Il faut que l’écran soit placé à la distance où se trouvait primitivement l’image réelle et lui soit égale au lieu d’être semblable.

Conséquemment, on peut dire que l’œil, comme organe optique, n’estime que le rapport existant entre les dimensions en largeur et en longueur d’un objet, et qu’il ne saurait mesurer ces dimensions d’une manière absolue que si la distance de l’objet à l’œil est tout d’abord déterminée.

Il y a là un fait qui rappelle beaucoup la résolution d’une règle de trois. En effet, l’image consécutive reproduit seulement le rapport entre la longueur et la largeur de l’objet ; si, par la position donnée à l’écran, on rend la longueur de l’image égale à celle de l’objet, au même instant la seconde dimension de l’image, sa largeur, devient égale à celle de l’objet. Il suffit de déterminer la première valeur pour que la seconde se trouve déterminée du même coup.
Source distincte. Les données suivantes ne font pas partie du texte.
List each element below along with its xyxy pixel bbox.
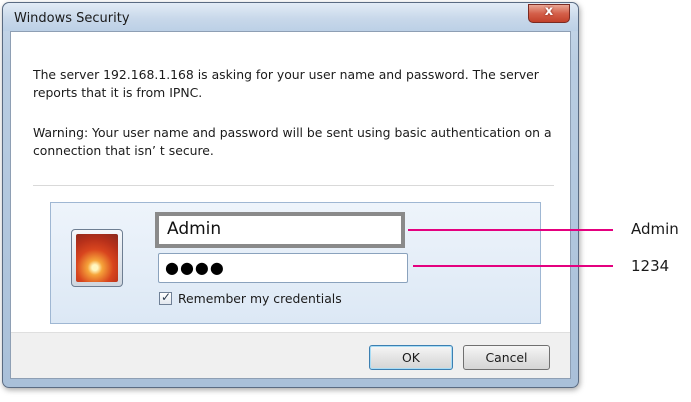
warning-message: Warning: Your user name and password wil… — [33, 125, 552, 158]
username-callout-label: Admin — [631, 220, 679, 238]
server-request-message: The server 192.168.1.168 is asking for y… — [33, 67, 539, 100]
dialog-content: The server 192.168.1.168 is asking for y… — [10, 31, 571, 379]
cancel-button[interactable]: Cancel — [463, 345, 550, 370]
ok-button[interactable]: OK — [369, 345, 453, 370]
password-callout-line — [413, 265, 613, 267]
dialog-title: Windows Security — [14, 11, 130, 26]
dialog-footer: OK Cancel — [11, 332, 570, 378]
password-input[interactable]: ●●●● — [158, 253, 408, 283]
password-callout-label: 1234 — [631, 257, 670, 275]
credentials-panel: Admin ●●●● ✓ Remember my credentials — [50, 202, 541, 324]
user-avatar-icon — [71, 229, 123, 287]
close-button[interactable]: x — [528, 4, 570, 23]
divider — [33, 185, 554, 186]
username-callout-line — [408, 229, 613, 231]
title-bar[interactable]: Windows Security x — [3, 3, 578, 31]
remember-label[interactable]: Remember my credentials — [178, 291, 342, 306]
username-input[interactable]: Admin — [155, 212, 405, 248]
remember-checkbox[interactable]: ✓ — [159, 290, 172, 305]
security-dialog: Windows Security x The server 192.168.1.… — [2, 2, 579, 388]
checkmark-icon: ✓ — [161, 290, 172, 304]
flower-image — [76, 234, 118, 282]
close-icon: x — [544, 4, 554, 19]
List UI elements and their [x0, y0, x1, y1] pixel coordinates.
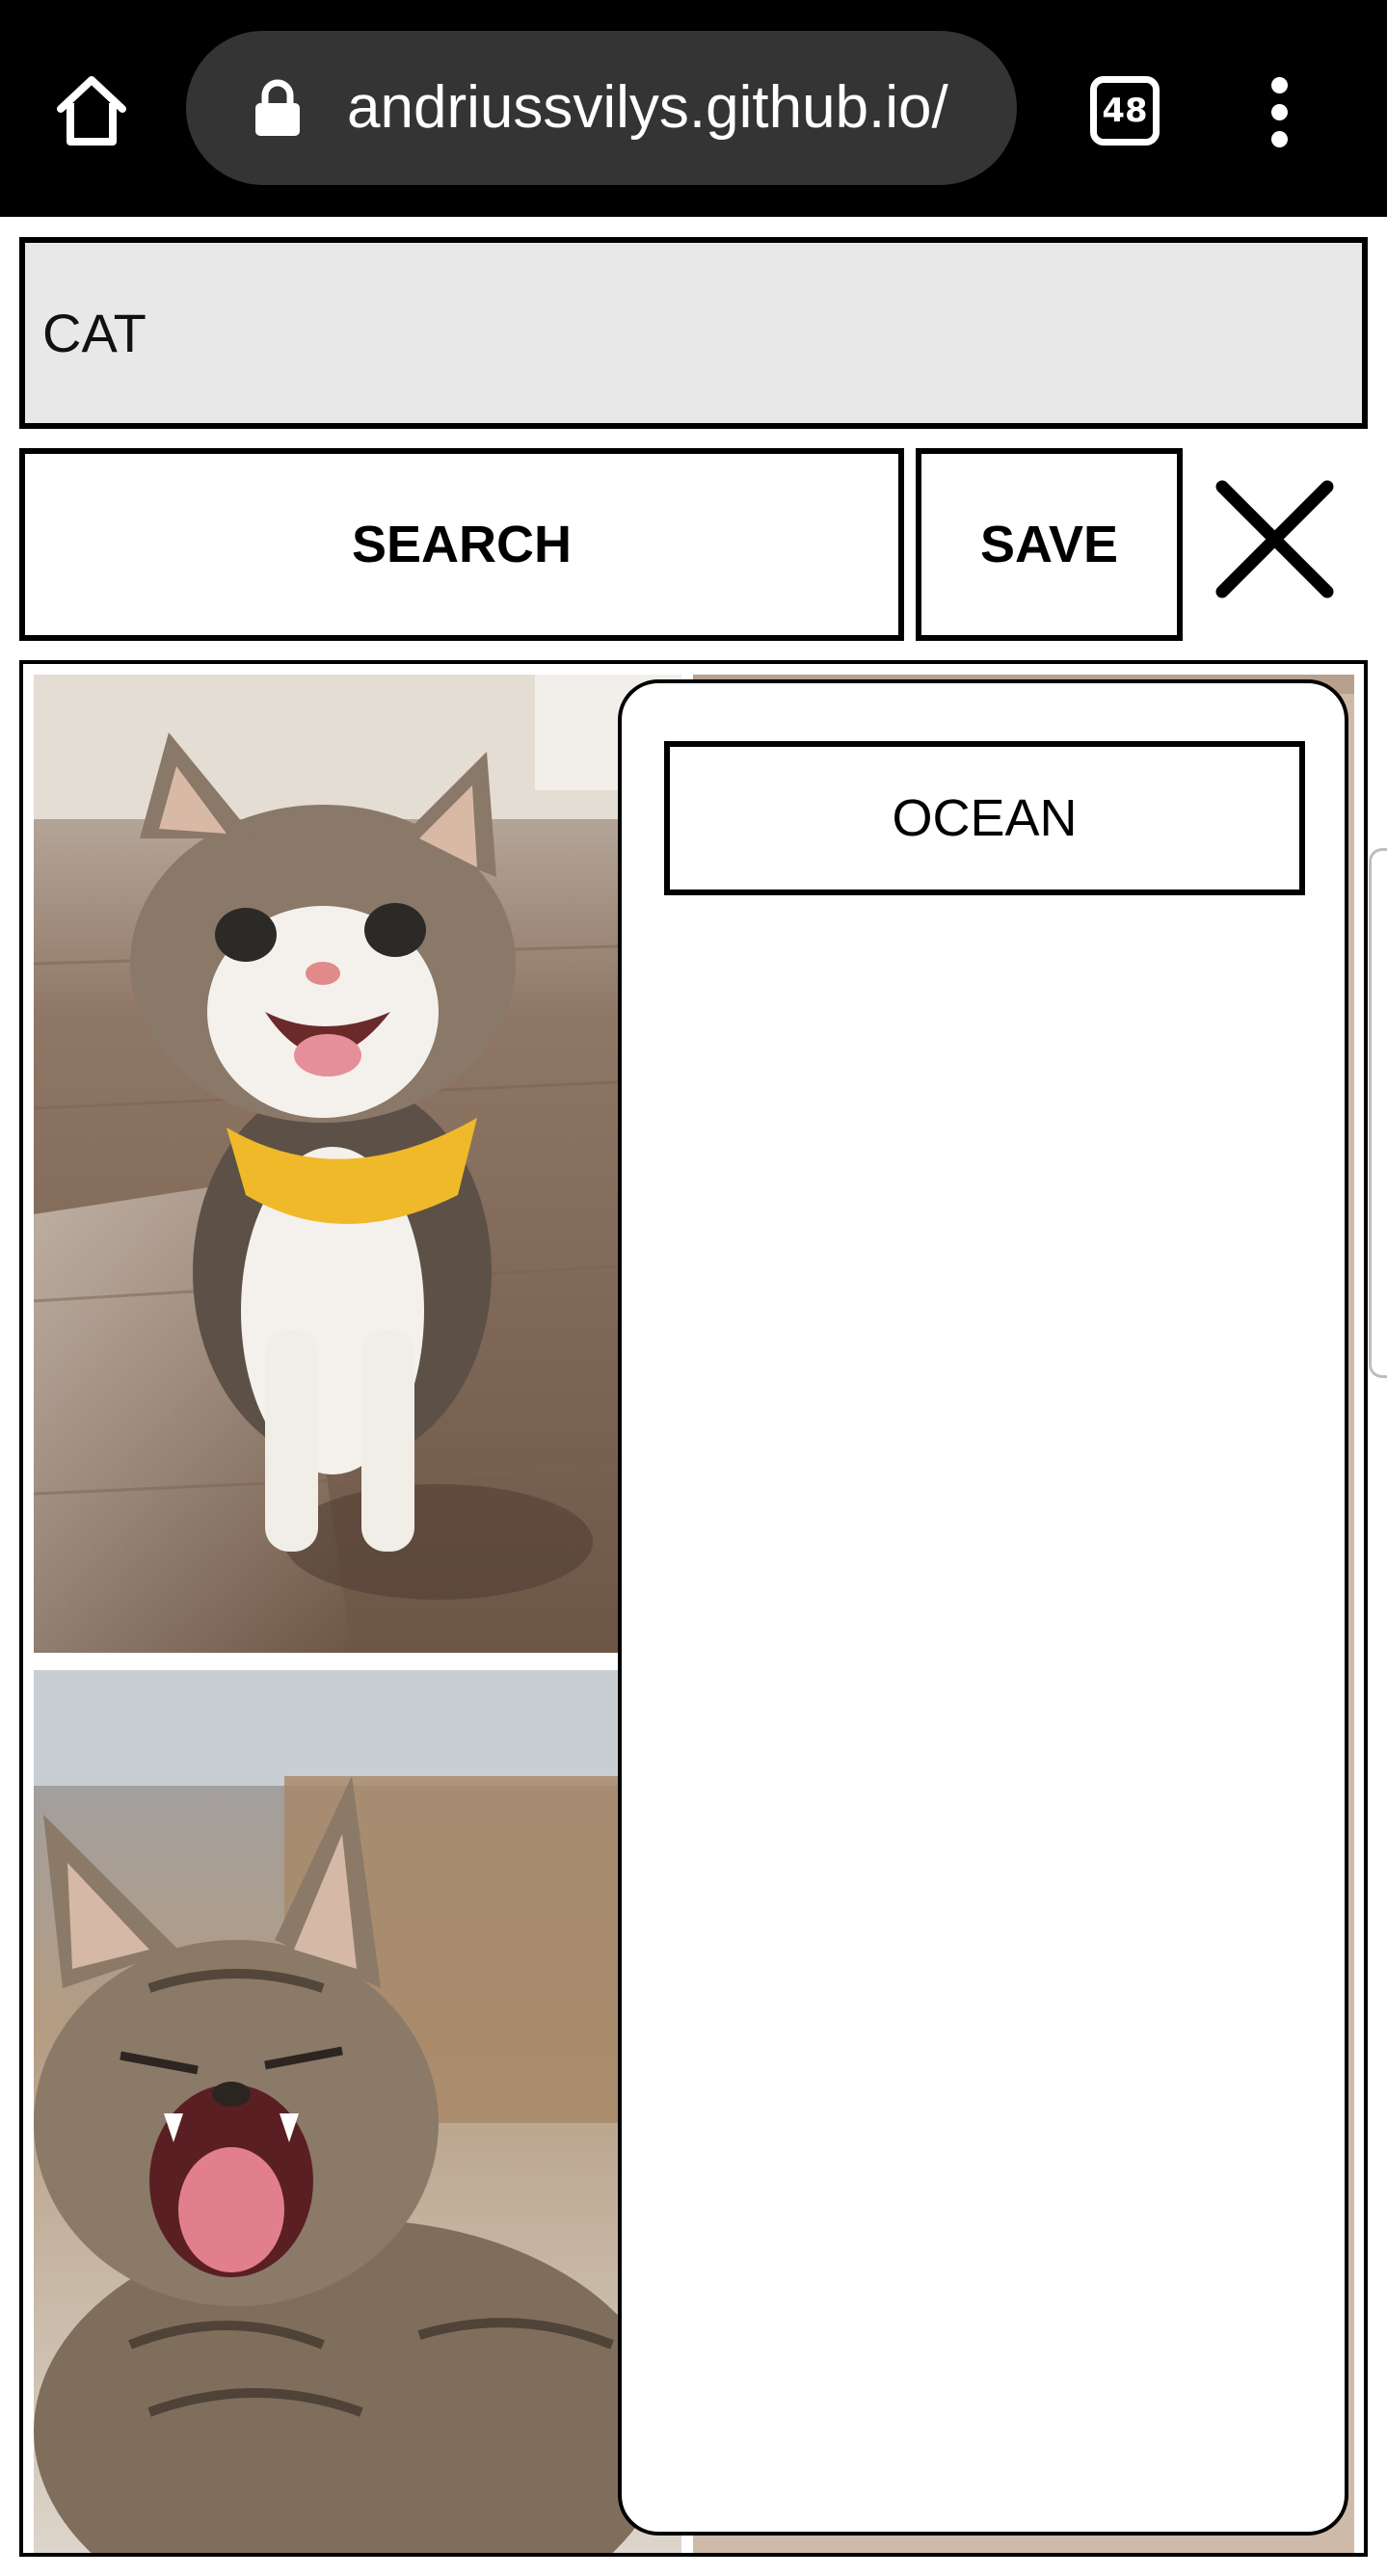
address-bar[interactable]: andriussvilys.github.io/: [186, 31, 1017, 185]
result-image[interactable]: [34, 1670, 681, 2557]
search-button[interactable]: SEARCH: [19, 448, 904, 641]
save-button[interactable]: SAVE: [916, 448, 1183, 641]
lock-icon: [255, 79, 300, 136]
browser-toolbar: andriussvilys.github.io/ 48: [0, 0, 1387, 217]
tab-switcher-button[interactable]: 48: [1090, 76, 1160, 146]
saved-searches-panel: OCEAN: [618, 679, 1348, 2536]
close-icon[interactable]: [1214, 479, 1335, 599]
search-input[interactable]: CAT: [19, 237, 1368, 429]
edge-drawer-handle[interactable]: [1369, 848, 1387, 1378]
result-image[interactable]: [34, 675, 681, 1653]
url-text: andriussvilys.github.io/: [347, 74, 948, 141]
home-icon[interactable]: [53, 72, 130, 149]
kebab-menu-icon[interactable]: [1263, 77, 1295, 147]
saved-search-item[interactable]: OCEAN: [664, 741, 1305, 895]
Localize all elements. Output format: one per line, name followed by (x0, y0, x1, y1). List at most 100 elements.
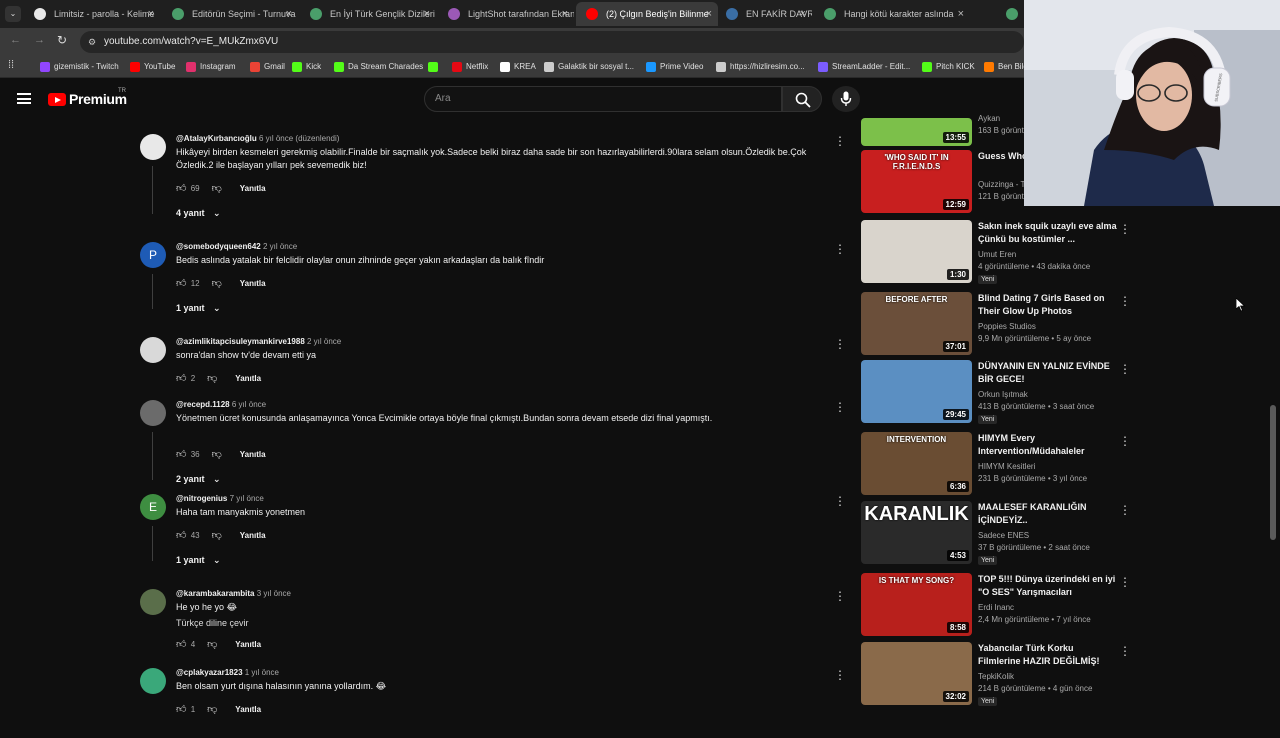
comment-timestamp[interactable]: 7 yıl önce (230, 494, 264, 503)
channel-name[interactable]: Quizzinga - T (978, 180, 1025, 189)
tab-list-dropdown[interactable]: ⌄ (5, 6, 21, 22)
video-title[interactable]: Yabancılar Türk Korku Filmlerine HAZIR D… (978, 642, 1118, 668)
video-thumbnail[interactable]: BEFORE AFTER 37:01 (861, 292, 972, 355)
comment-timestamp[interactable]: 6 yıl önce (232, 400, 266, 409)
bookmark-item[interactable]: https://hizliresim.co... (716, 59, 805, 75)
dislike-icon[interactable]: 👎︎ (207, 639, 217, 650)
comment-timestamp[interactable]: 2 yıl önce (307, 337, 341, 346)
bookmark-item[interactable]: Galaktik bir sosyal t... (544, 59, 634, 75)
bookmark-item[interactable]: Kick (292, 59, 321, 75)
reply-button[interactable]: Yanıtla (240, 184, 266, 193)
comment-timestamp[interactable]: 2 yıl önce (263, 242, 297, 251)
video-menu-icon[interactable]: ⋮ (1119, 362, 1131, 376)
reply-button[interactable]: Yanıtla (240, 531, 266, 540)
bookmark-item[interactable]: YouTube (130, 59, 175, 75)
channel-name[interactable]: TepkiKolik (978, 672, 1014, 681)
related-video[interactable]: IS THAT MY SONG? 8:58 TOP 5!!! Dünya üzeri… (861, 573, 1131, 637)
address-bar[interactable]: ⚙ youtube.com/watch?v=E_MUkZmx6VU (80, 31, 1024, 53)
dislike-icon[interactable]: 👎︎ (207, 704, 217, 715)
avatar[interactable] (140, 589, 166, 615)
bookmark-item[interactable]: Gmail (250, 59, 285, 75)
channel-name[interactable]: HIMYM Kesitleri (978, 462, 1035, 471)
search-input[interactable]: Ara (424, 86, 782, 112)
tab-close-icon[interactable]: × (706, 2, 712, 26)
bookmark-item[interactable] (428, 59, 442, 75)
channel-name[interactable]: Poppies Studios (978, 322, 1036, 331)
forward-icon[interactable]: → (34, 34, 45, 46)
video-thumbnail[interactable]: 29:45 (861, 360, 972, 423)
video-menu-icon[interactable]: ⋮ (1119, 434, 1131, 448)
channel-name[interactable]: Orkun Işıtmak (978, 390, 1028, 399)
replies-toggle[interactable]: 2 yanıt ⌄ (176, 474, 221, 485)
replies-toggle[interactable]: 1 yanıt ⌄ (176, 303, 221, 314)
bookmark-item[interactable]: KREA (500, 59, 536, 75)
comment-author[interactable]: @somebodyqueen642 (176, 242, 261, 251)
related-video[interactable]: 29:45 DÜNYANIN EN YALNIZ EVİNDE BİR GECE!… (861, 360, 1131, 424)
video-thumbnail[interactable]: 13:55 (861, 118, 972, 146)
translate-link[interactable]: Türkçe diline çevir (176, 617, 836, 630)
bookmark-item[interactable]: Instagram (186, 59, 236, 75)
dislike-icon[interactable]: 👎︎ (212, 278, 222, 289)
related-video[interactable]: INTERVENTION 6:36 HIMYM Every Intervention… (861, 432, 1131, 496)
comment-menu-icon[interactable]: ⋮ (834, 337, 846, 351)
comment-timestamp[interactable]: 6 yıl önce (düzenlendi) (259, 134, 340, 143)
avatar[interactable]: E (140, 494, 166, 520)
video-menu-icon[interactable]: ⋮ (1119, 222, 1131, 236)
like-icon[interactable]: 👍︎ (176, 704, 186, 715)
video-menu-icon[interactable]: ⋮ (1119, 503, 1131, 517)
avatar[interactable] (140, 134, 166, 160)
like-icon[interactable]: 👍︎ (176, 183, 186, 194)
replies-toggle[interactable]: 1 yanıt ⌄ (176, 555, 221, 566)
like-icon[interactable]: 👍︎ (176, 373, 186, 384)
comment-author[interactable]: @cplakyazar1823 (176, 668, 243, 677)
dislike-icon[interactable]: 👎︎ (212, 183, 222, 194)
menu-icon[interactable] (17, 93, 31, 104)
video-thumbnail[interactable]: KARANLIK 4:53 (861, 501, 972, 564)
search-button[interactable] (782, 86, 822, 112)
reply-button[interactable]: Yanıtla (235, 374, 261, 383)
related-video[interactable]: 32:02 Yabancılar Türk Korku Filmlerine HA… (861, 642, 1131, 706)
bookmark-item[interactable]: Prime Video (646, 59, 703, 75)
site-info-icon[interactable]: ⚙ (88, 31, 96, 53)
related-video[interactable]: KARANLIK 4:53 MAALESEF KARANLIĞIN İÇİNDEYİ… (861, 501, 1131, 565)
comment-menu-icon[interactable]: ⋮ (834, 400, 846, 414)
video-thumbnail[interactable]: IS THAT MY SONG? 8:58 (861, 573, 972, 636)
tab-close-icon[interactable]: × (800, 2, 806, 26)
voice-search-button[interactable] (832, 86, 860, 112)
video-menu-icon[interactable]: ⋮ (1119, 644, 1131, 658)
comment-timestamp[interactable]: 3 yıl önce (257, 589, 291, 598)
like-icon[interactable]: 👍︎ (176, 639, 186, 650)
back-icon[interactable]: ← (10, 34, 21, 46)
comment-author[interactable]: @recepd.1128 (176, 400, 230, 409)
apps-icon[interactable]: ⁞⁞ (8, 59, 14, 71)
reply-button[interactable]: Yanıtla (240, 279, 266, 288)
browser-tab[interactable]: Limitsiz - parolla - Kelime × (24, 2, 160, 26)
comment-author[interactable]: @karambakarambita (176, 589, 255, 598)
browser-tab[interactable]: Editörün Seçimi - Turnuva × (162, 2, 298, 26)
comment-menu-icon[interactable]: ⋮ (834, 134, 846, 148)
channel-name[interactable]: Umut Eren (978, 250, 1016, 259)
video-thumbnail[interactable]: 1:30 (861, 220, 972, 283)
video-title[interactable]: HIMYM Every Intervention/Müdahaleler (978, 432, 1118, 458)
comment-menu-icon[interactable]: ⋮ (834, 668, 846, 682)
reply-button[interactable]: Yanıtla (240, 450, 266, 459)
avatar[interactable] (140, 400, 166, 426)
channel-name[interactable]: Sadece ENES (978, 531, 1029, 540)
video-title[interactable]: DÜNYANIN EN YALNIZ EVİNDE BİR GECE! (978, 360, 1118, 386)
bookmark-item[interactable]: Ben Bild (984, 59, 1028, 75)
bookmark-item[interactable]: Da Stream Charades (334, 59, 423, 75)
reply-button[interactable]: Yanıtla (235, 705, 261, 714)
video-thumbnail[interactable]: INTERVENTION 6:36 (861, 432, 972, 495)
tab-close-icon[interactable]: × (562, 2, 568, 26)
related-video[interactable]: BEFORE AFTER 37:01 Blind Dating 7 Girls Ba… (861, 292, 1131, 356)
channel-name[interactable]: Aykan (978, 114, 1000, 123)
page-scrollbar[interactable] (1270, 405, 1276, 540)
comment-author[interactable]: @nitrogenius (176, 494, 227, 503)
avatar[interactable] (140, 668, 166, 694)
reply-button[interactable]: Yanıtla (235, 640, 261, 649)
comment-author[interactable]: @AtalayKırbancıoğlu (176, 134, 257, 143)
like-icon[interactable]: 👍︎ (176, 278, 186, 289)
tab-close-icon[interactable]: × (148, 2, 154, 26)
browser-tab[interactable]: EN FAKİR DAVRANIŞ× (716, 2, 812, 26)
video-title[interactable]: MAALESEF KARANLIĞIN İÇİNDEYİZ.. (978, 501, 1118, 527)
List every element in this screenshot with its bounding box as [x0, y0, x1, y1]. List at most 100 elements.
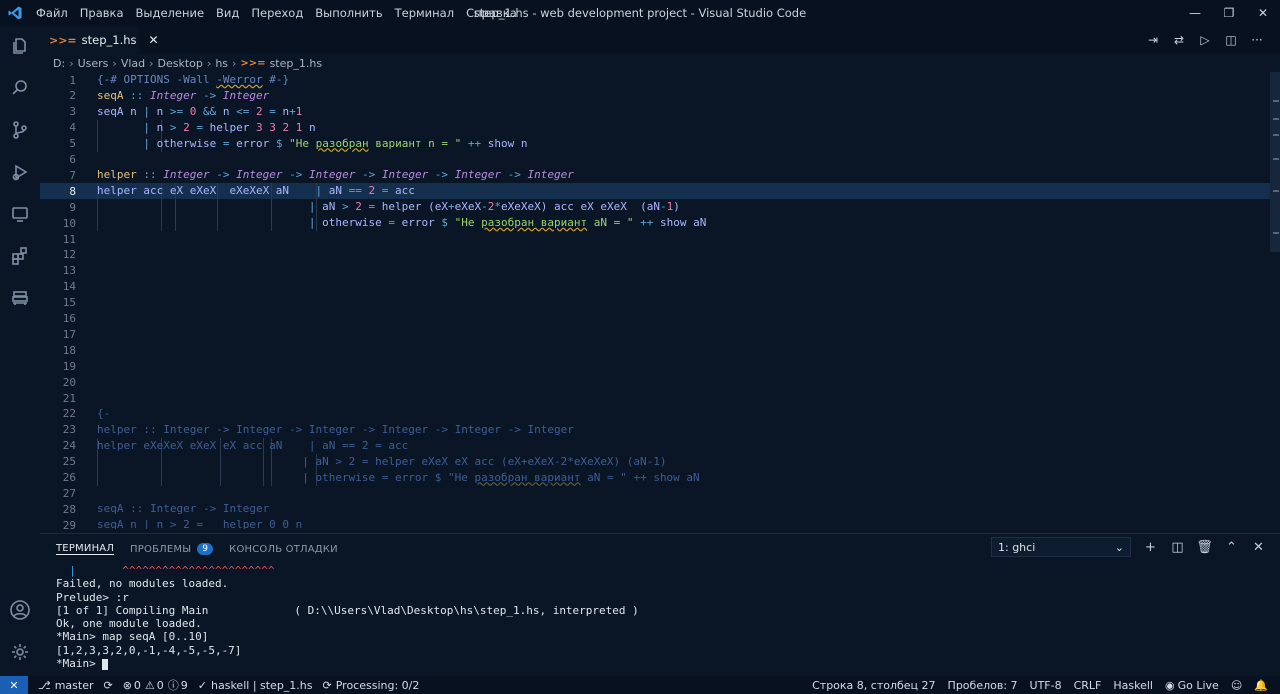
account-icon[interactable] — [0, 594, 40, 626]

C’est bien une règle de trois. Ce n’est pas la première fois qu’on a remarqué que nos sens résolvent inconsciemment des problèmes de mathématique.

Tous ces résultats expérimentaux sont en contradiction formelle avec les idées avancées par l’école anglaise, qui a trop réduit, ce nous semble, le rôle de l’œil dans la perception de l’étendue. D’après Bain et Stuart Mill, les distances en longueur et en largeur seraient données uniquement par les mouvements de l’œil allant d’un point à l’autre, et la forme visible serait donnée uniquement par l’œil décrivant les contours de l’objet. Il nous semble que, si cette thèse trop absolue était exacte, on ne devrait pas trouver la forme de l’objet inscrite dans l’image consécutive. Nous ne soutenons pas d’ailleurs que les mouvements de l’œil n’interviennent en aucun cas pour percevoir les longueurs et les largeurs ; nous croyons, au contraire, que les mensurations à l’aide des mouvements de l’œil sont plus exactes que les mensurations faites par l’œil immobile[1].

II. Perception en profondeur. — L’image consécutive nous donne-t-elle quelque notion sur l’étendue en profondeur ? Cette question est assez difficile à résoudre, et nous ne proposons qu’avec beaucoup de réserve l’expérience suivante, qui nous paraît démontrer que l’image consécutive peut donner l’impression du relief. Dessinez sur un morceau de papier deux images stéréoscopiques d’une pyramide à quatre pans, tronquée par le sommet et vue d’en haut ; mar-

  1. Helmholtz, Optique physiologique, p. 695.